Заключенные протестовали как могли, отказывались принимать пищу, выходить на прогулку, девять человек пытались покончить с собой. С детства запомнился мне рассказ Евгения Андреевича — не знаю, относится ли он к периоду Могилева или к периоду более позднего инквизитора, небезызвестного Дубяго, — о том, как голодали камерой уже неделю, все были без сил, экономили каждое движение, чтобы продлить борьбу. Начальство не шло на уступки. Один из заключенных не выдержал, говорит: «Товарищи, я больше не могу терпеть. Чтобы не сдаться и не подвести вас, разрешите мне покончить с собой». И вот, лежа на нарах, обессиленные, долго обсуждали вопрос: имеет ли он моральное право уйти от борьбы? Согласились, разрешили.
Русская каторга после пятого года — это история отчаяннейшей войны заключенных «политиков» за свое человеческое достоинство. Сражения этой войны развертывались иногда на таких незначительных плацдармах, из-за таких ничтожных поводов, которые сейчас покажутся пустяками. Но из-за них люди шли на смерть, убивали тюремщиков, убивали себя. Каторжане непрерывно против чего-то протестовали: против того, что начальство обращалось к ним на ты, против требования тюремщиков приветствовать их словами «Здравия желаю» и снимать шапки (некоторые в лютый мороз нарочно выходили на прогулку без шапок, за что получали карцер), против телесных наказаний, против насильственной стрижки волос, протестовали против «подаванцев», то есть подававших прошения с просьбой о помиловании и снижении сроков, и против тех, кто надеялся на царскую милость по случаю трехсотлетия Романовых.
Иногда война немного утихала, начальство где-то сдавалось, в чем-то уступало, и воцарялся смрадный, тягучий мир, но ненадолго. Каторга не могла стать миром по той причине, что она придумана была дляубивания духа , а дух — сопротивлялся. И рано или поздно затишье взрывалось кроваво, страшно.
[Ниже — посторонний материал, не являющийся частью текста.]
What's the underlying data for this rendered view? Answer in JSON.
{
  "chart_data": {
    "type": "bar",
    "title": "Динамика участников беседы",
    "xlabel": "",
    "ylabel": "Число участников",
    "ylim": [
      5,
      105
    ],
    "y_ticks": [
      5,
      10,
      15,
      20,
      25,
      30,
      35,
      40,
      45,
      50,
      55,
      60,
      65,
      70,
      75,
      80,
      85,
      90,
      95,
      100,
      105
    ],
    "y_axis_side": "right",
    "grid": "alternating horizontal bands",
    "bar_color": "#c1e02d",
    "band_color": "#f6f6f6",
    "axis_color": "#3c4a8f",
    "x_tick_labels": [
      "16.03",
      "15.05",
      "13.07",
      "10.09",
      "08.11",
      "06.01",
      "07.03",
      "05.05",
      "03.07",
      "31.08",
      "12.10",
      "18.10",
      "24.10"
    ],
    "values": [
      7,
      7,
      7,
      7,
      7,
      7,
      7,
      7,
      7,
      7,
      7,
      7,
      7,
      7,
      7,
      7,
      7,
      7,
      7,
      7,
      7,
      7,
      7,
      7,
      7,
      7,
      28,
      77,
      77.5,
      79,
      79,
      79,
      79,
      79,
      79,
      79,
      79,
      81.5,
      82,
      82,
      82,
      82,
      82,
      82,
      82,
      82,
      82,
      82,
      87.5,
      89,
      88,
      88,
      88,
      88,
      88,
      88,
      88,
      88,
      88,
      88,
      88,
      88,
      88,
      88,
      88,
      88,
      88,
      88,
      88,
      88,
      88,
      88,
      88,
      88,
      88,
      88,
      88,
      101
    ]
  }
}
Е.Трифонов писал на каторге в Тобольске стихи. Потом писал и в Александровском централе, куда его перевели в 1913 году. Тоненькая книжка этих стихов «Буйный хмель» — необычный и, может быть, единственный в своем роде образец каторжной поэзии — вышла сразу после революции. Вот стихотворение «Утром».
Звонок подымет нас в ноябрьской мутной рани,
И свет чадящих ламп сметет обрывки грез,
И окрик бешеный, и град площадной брани…
Пора вставать. — Эй, подымайся, пес!
Встаем. Свернем постель и бродим как в тумане.
Цвель по стенам, как пятна ржавых слез.
Потеки мыльные от мерзостной лохани,
За окнами — безлюдье, сумрак и мороз.
Потом в ряды построит нас свисток,
Молитву проревем нестройно, диким хором.
Стоим и хмуро ждем. Вот загремят запором,
И, грузен, туп и зол, вплывет тюремный бог.
И начинаем день, день скуки и мечтаний,
Жуя ломоть сырой и кислой дряни.
В других стихах он рисует картины тяжелого труда каторжной артели, возвращения домой с работы, ночной маеты. («Полночный час, полночный час! Спит дух, злой дух, чтоднем зовется…»), он проклинает палачей, мечтает о расплате с ними, вспоминает прошлое («Все изломы жизни, горькие ошибки, весь короткий, буйный, бесшабашный путь — ни минуты ясной, ни одной улыбки, ничего, чем мог бы юность помянуть»), иногда ему кажется, что жизнь навсегда искалечена, кончена, сил нет — а лет ему было тогда всего двадцать семь, — но иногда: «Унынью черному еще я знаю меру! Еще хранит душа моя всю страсть мою, и ненависть, и веру. Нет, вам не сразу сдамся я!»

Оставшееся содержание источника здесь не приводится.